If you build it, will they come?
Posted on Friday, March 28, 2008
URL: http://www.nwanews.com/bcdr/News/60144/
BENTONVILLE — The newest dream of the Bentonville Advertising and Promotion Commission is already drawing a plethora of sports metaphors.
Field of Dreams.
Hitting a home run.
Even a steroid reference because of the project’s size.
While some on the commission are already treating the possible construction of a 30- to 40-acre Big League Dreams ballpark as a grand slam, Convention and Visitors Bureau President Kalene Griffith knows the city hasn’t even stood up off the bench yet.
Neither the Convention and Visitors Bureau nor the commission is in a position to undertake the project without a number of approvals, most notably those of Big League Dreams and the City Council, Griffith said.
Commissioners recently visited a Big League Dreams complex in Mansfield, Texas, and after learning it draws an estimated 400, 000 visitors per year, commissioners have become cheerleaders for the idea of bringing the organization to Bentonville.
There is one obstacle that could rain out the project before any of the action starts: Benton County is dry.
Big League Dreams, Griffith reported, expects to sell alcohol at the facility, should it ever be built. As a result of the contracts the organization seeks to sign, the city would be constructing a facility where alcohol is to be sold.
Bentonville would be expected to build the facility, the cost of which Griffith estimated at $ 24 million. It would include six to eight ball fields, a batting cage, a restaurant and an indoor events center. Big League Dreams would then be responsible for operations and maintenance for the facility, Griffith said.
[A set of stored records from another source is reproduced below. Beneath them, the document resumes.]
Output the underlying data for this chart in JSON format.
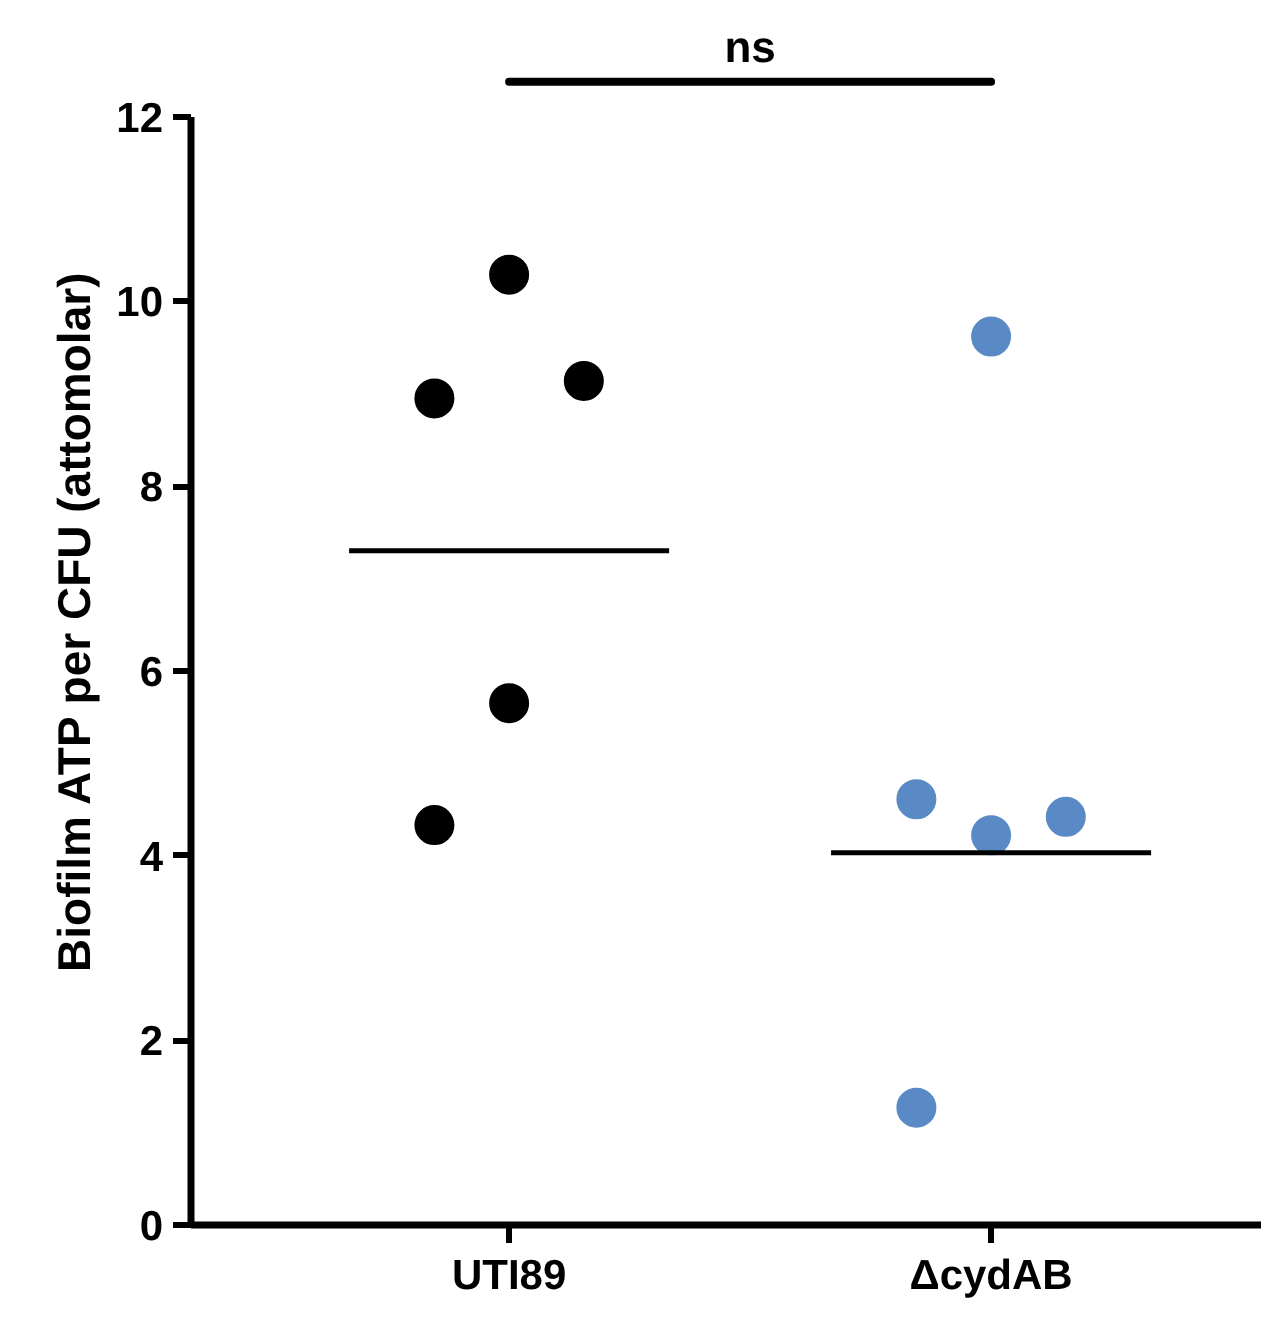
{
  "chart_data": {
    "type": "scatter",
    "ylabel": "Biofilm ATP per CFU (attomolar)",
    "categories": [
      "UTI89",
      "ΔcydAB"
    ],
    "ylim": [
      0,
      12
    ],
    "yticks": [
      0,
      2,
      4,
      6,
      8,
      10,
      12
    ],
    "grid": false,
    "marker": "circle",
    "series": [
      {
        "colors": [
          "#000000",
          "#5a8ac6"
        ],
        "values": [
          10.29,
          9.62
        ]
      },
      {
        "colors": [
          "#000000",
          "#5a8ac6"
        ],
        "values": [
          8.95,
          4.61
        ]
      },
      {
        "colors": [
          "#000000",
          "#5a8ac6"
        ],
        "values": [
          9.14,
          4.42
        ]
      },
      {
        "colors": [
          "#000000",
          "#5a8ac6"
        ],
        "values": [
          5.65,
          4.22
        ]
      },
      {
        "colors": [
          "#000000",
          "#5a8ac6"
        ],
        "values": [
          4.33,
          1.27
        ]
      }
    ],
    "ref_lines": [
      {
        "axis": "y",
        "value": 7.3,
        "color": "#000000"
      },
      {
        "axis": "y",
        "value": 4.03,
        "color": "#000000"
      }
    ],
    "annotations": [
      "ns"
    ]
  }
}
But if the city built the facility, essentially making it a city park, Commissioner Paul Nelson wanted to know if alcohol sales would still be allowed.
Nelson said he still wants to pursue the idea of the ballpark but added that the city needs to be ready to find other options.
“ If we can’t get Big League Dreams, we can go out and do it ourselves, ” he said. “ I know that we can’t do what they can do (through marketing ), but I think we can do something close. ”
Several commissioners compared the park to private businesses, including Nelson’s Cafe Rue Orleans, which are allowed to sell alcohol because they are private clubs, but Nelson reminded them there is nothing private about a city-owned facility.
Griffith has several locations in mind for the ballpark. She said it would attract restaurants, hotels and other commercial businesses, especially to the area directly surrounding the sports facility. In addition to the potential of additional sales-tax revenue, the city could also benefit from a revenue-sharing agreement with Big League Dreams, depending largely on that facility’s annual revenue, Griffith said.
Whatever the city does, Commissioner Kim Eason noted the need to move quickly. The city of Rogers, she said, is already putting money into its parks. During its meeting Tuesday, the Rogers City Council approved a $ 2. 3 million allocation to fund construction of two baseball fields and two softball fields at Veterans Park.